On parle bien d’un truc qui est pas agréable pour B, et où el a voulu se donner du temps pour accepter.
Et de fait, B a toute les chance de se sentir lésé dans l’affaire.
Alors, quand les tourtereaux reviendront avec la demande, ça va faire mal. ça fait mal à deux niveaux.
La demande fait mal en elle même, comme trois mois au paravent. Y’a une boule, là, rien qu’à l’idée que B dorme avec C, qui vrille le ventre et empêche le cerveau de réfléchir comme il faut.
Et il y a, en plus, le souvenir qu’on a dit qu’on était d’accord, et donc l’impression qu’on doit se forcer pour tenir ses propres engagements.
Que faire ?
Se forcer, dire "Ok pour cette fois" ? Mais le coeur n’y est pas. A va le sentir, va probablement générer de la culpabilité, cette si mauvaise conseillère. B se sens trahi par son partenaire qui s’en va dormir avec un autre, et il est probable que C passe finalement un mauvais moment à devoir gérer les sentiments de A.
Marchander, grappiller du temps encore ? dire "C’est dur pour moi, là, j’fais un effort pour dimanche prochain, mais la prochaine fois pensez un peu plus à moi ! ". Et cette histoire de compromis sur les samedi ou les dimanche risque de devenir un point noir dans les discussions futures, parce qu’il porte non seulement ce qu’il est (à savoir que B aimerais bien garder les grass m’at des dimanches matin avec A), mais également toute la tension sur le fait même que A ait envie de découcher.

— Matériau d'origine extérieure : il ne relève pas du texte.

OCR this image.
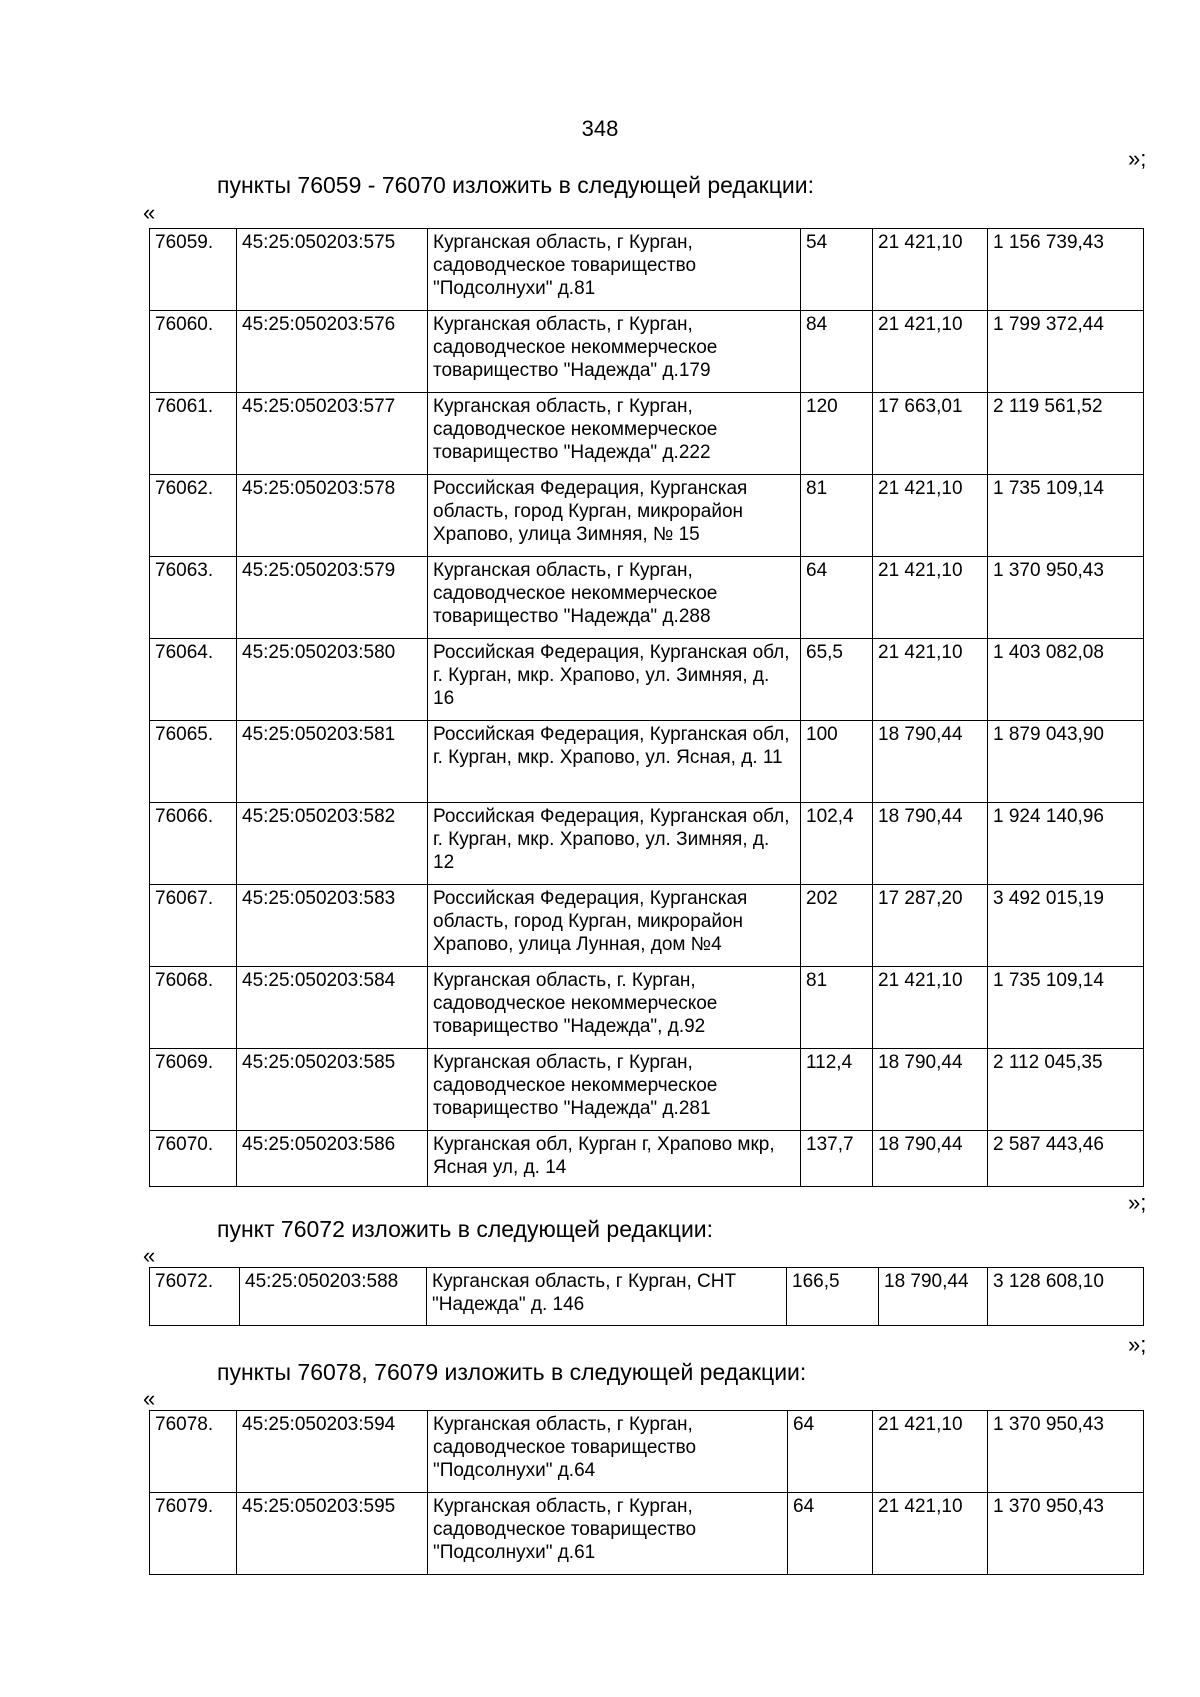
348
»;
пункты 76059 - 76070 изложить в следующей редакции:
«
76059.	45:25:050203:575	Курганская область, г Курган, садоводческое товарищество "Подсолнухи" д.81	54	21 421,10	1 156 739,43
76060.	45:25:050203:576	Курганская область, г Курган, садоводческое некоммерческое товарищество "Надежда" д.179	84	21 421,10	1 799 372,44
76061.	45:25:050203:577	Курганская область, г Курган, садоводческое некоммерческое товарищество "Надежда" д.222	120	17 663,01	2 119 561,52
76062.	45:25:050203:578	Российская Федерация, Курганская область, город Курган, микрорайон Храпово, улица Зимняя, № 15	81	21 421,10	1 735 109,14
76063.	45:25:050203:579	Курганская область, г Курган, садоводческое некоммерческое товарищество "Надежда" д.288	64	21 421,10	1 370 950,43
76064.	45:25:050203:580	Российская Федерация, Курганская обл, г. Курган, мкр. Храпово, ул. Зимняя, д. 16	65,5	21 421,10	1 403 082,08
76065.	45:25:050203:581	Российская Федерация, Курганская обл, г. Курган, мкр. Храпово, ул. Ясная, д. 11	100	18 790,44	1 879 043,90
76066.	45:25:050203:582	Российская Федерация, Курганская обл, г. Курган, мкр. Храпово, ул. Зимняя, д. 12	102,4	18 790,44	1 924 140,96
76067.	45:25:050203:583	Российская Федерация, Курганская область, город Курган, микрорайон Храпово, улица Лунная, дом №4	202	17 287,20	3 492 015,19
76068.	45:25:050203:584	Курганская область, г. Курган, садоводческое некоммерческое товарищество "Надежда", д.92	81	21 421,10	1 735 109,14
76069.	45:25:050203:585	Курганская область, г Курган, садоводческое некоммерческое товарищество "Надежда" д.281	112,4	18 790,44	2 112 045,35
76070.	45:25:050203:586	Курганская обл, Курган г, Храпово мкр, Ясная ул, д. 14	137,7	18 790,44	2 587 443,46
»;
пункт 76072 изложить в следующей редакции:
«
76072.	45:25:050203:588	Курганская область, г Курган, СНТ "Надежда" д. 146	166,5	18 790,44	3 128 608,10
»;
пункты 76078, 76079 изложить в следующей редакции:
«
76078.	45:25:050203:594	Курганская область, г Курган, садоводческое товарищество "Подсолнухи" д.64	64	21 421,10	1 370 950,43
76079.	45:25:050203:595	Курганская область, г Курган, садоводческое товарищество "Подсолнухи" д.61	64	21 421,10	1 370 950,43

Est-ce mieux de commencer à marchander "Ok pour cette fois, mais en échange, tu passes la semaine d’après avec moi tous les soirs". ça veut dire qu’on commence à établir un système de valeur (un samedi avec C équivaut à une semaine avec B). Pourquoi pas. Faut juste pas se prendre les pieds dans les comparaisons que ça va générer (et un dimanche, est-ce que ça vaut moins ? Est-ce que ça veut dire que si A et C dorment ensemble dimanche au lieu de samedi, ils ont le "droit" de se voir le jeudi soir d’après au lieu d’avoir à attendre toute une semaine ? )

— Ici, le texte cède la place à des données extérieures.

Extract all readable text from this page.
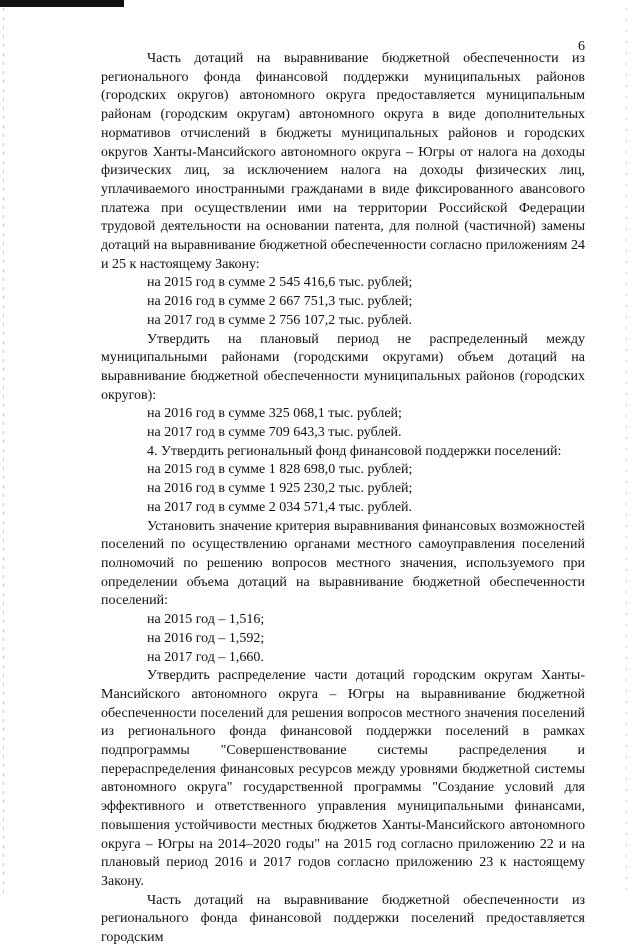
6

Часть дотаций на выравнивание бюджетной обеспеченности из регионального фонда финансовой поддержки муниципальных районов (городских округов) автономного округа предоставляется муниципальным районам (городским округам) автономного округа в виде дополнительных нормативов отчислений в бюджеты муниципальных районов и городских округов Ханты-Мансийского автономного округа – Югры от налога на доходы физических лиц, за исключением налога на доходы физических лиц, уплачиваемого иностранными гражданами в виде фиксированного авансового платежа при осуществлении ими на территории Российской Федерации трудовой деятельности на основании патента, для полной (частичной) замены дотаций на выравнивание бюджетной обеспеченности согласно приложениям 24 и 25 к настоящему Закону:

на 2015 год в сумме 2 545 416,6 тыс. рублей;

на 2016 год в сумме 2 667 751,3 тыс. рублей;

на 2017 год в сумме 2 756 107,2 тыс. рублей.

Утвердить на плановый период не распределенный между муниципальными районами (городскими округами) объем дотаций на выравнивание бюджетной обеспеченности муниципальных районов (городских округов):

на 2016 год в сумме 325 068,1 тыс. рублей;

на 2017 год в сумме 709 643,3 тыс. рублей.

4. Утвердить региональный фонд финансовой поддержки поселений:

на 2015 год в сумме 1 828 698,0 тыс. рублей;

на 2016 год в сумме 1 925 230,2 тыс. рублей;

на 2017 год в сумме 2 034 571,4 тыс. рублей.

Установить значение критерия выравнивания финансовых возможностей поселений по осуществлению органами местного самоуправления поселений полномочий по решению вопросов местного значения, используемого при определении объема дотаций на выравнивание бюджетной обеспеченности поселений:

на 2015 год – 1,516;

на 2016 год – 1,592;

на 2017 год – 1,660.

Утвердить распределение части дотаций городским округам Ханты-Мансийского автономного округа – Югры на выравнивание бюджетной обеспеченности поселений для решения вопросов местного значения поселений из регионального фонда финансовой поддержки поселений в рамках подпрограммы "Совершенствование системы распределения и перераспределения финансовых ресурсов между уровнями бюджетной системы автономного округа" государственной программы "Создание условий для эффективного и ответственного управления муниципальными финансами, повышения устойчивости местных бюджетов Ханты-Мансийского автономного округа – Югры на 2014–2020 годы" на 2015 год согласно приложению 22 и на плановый период 2016 и 2017 годов согласно приложению 23 к настоящему Закону.

Часть дотаций на выравнивание бюджетной обеспеченности из регионального фонда финансовой поддержки поселений предоставляется городским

Dans les deux cas, il reste un gros risque que, deux mois plus tard, la même scène revienne, à peu près à l’identique.
En deux ou trois répétitions, j’estime que les jeux sont faits : soit B était au clair avec soi-même, et en effet, il lui fallait juste un peu de temps, et B a travaillé le truc suffisamment pour réaliser que c’était cool quand A partait dormir avec C parce qu’el revient heureux, disponible, la tête pleine de nouveautés à partager.
Tant mieux pour tout le monde.
Mais le cas inverse est souvent rencontré dans les forums. B a dit qu’el était d’accord, mais c’est toujours aussi dur. En fait, c’est même plus dur qu’avant, et ça n’a aucune raison de s’améliorer, puisqu’à chaque fois que A voudra dormir chez C, C sera de plus en plus impatient que cela se reproduise de façon sereine, tandis que B se sens de plus en plus délaissé. Nous avons là une situation pourrie qui risque de contaminer bien d’autres aspect de la configuration polyamoureuse.
Et si la réponse correcte à apporter était de répondre "non pour l’instant, j’aimerais bien être d’accord mais là, j’y arrive pas, je suis désolée de vous avoir donné cet espoir".
Alors oui, on se mange la déception de tout le monde dans la gueule. On se mange sa propre déception de ne pas avoir su changer comme on l’aurait espérer.
Mais on ne change pas sur impulsion des autres.
Il faut que le changement vienne de soi, de l’intérieur.
A et C en ont très envie ? Certes. On aimerait leur faire plaisir ? Certes. Mais ça change rien à la boule qui vrille le ventre et bousille le cerveau.
Et trois mois, six mois, un an ne vont rien changer à l’affaire, à part aigrir B et C, B qui aura l’impression qu’on lui laisse jamais le temps de "souffler", voire pire, qui aura l’impression que A et C agissent à son détriment, et C qui va en avoir marre qu’on lui dise "d’accord" pour que ce soit toujours donné en retard et de mauvaise grâce, et A au milieu qui cherche compromis après compromis à contenter tout le monde sans prendre parti et qui ne contente personne au final (comme l’a si bien décrit Vaniel au dernier café poly de aout)
Assumer qu’en fait, B n’est pas d’accord.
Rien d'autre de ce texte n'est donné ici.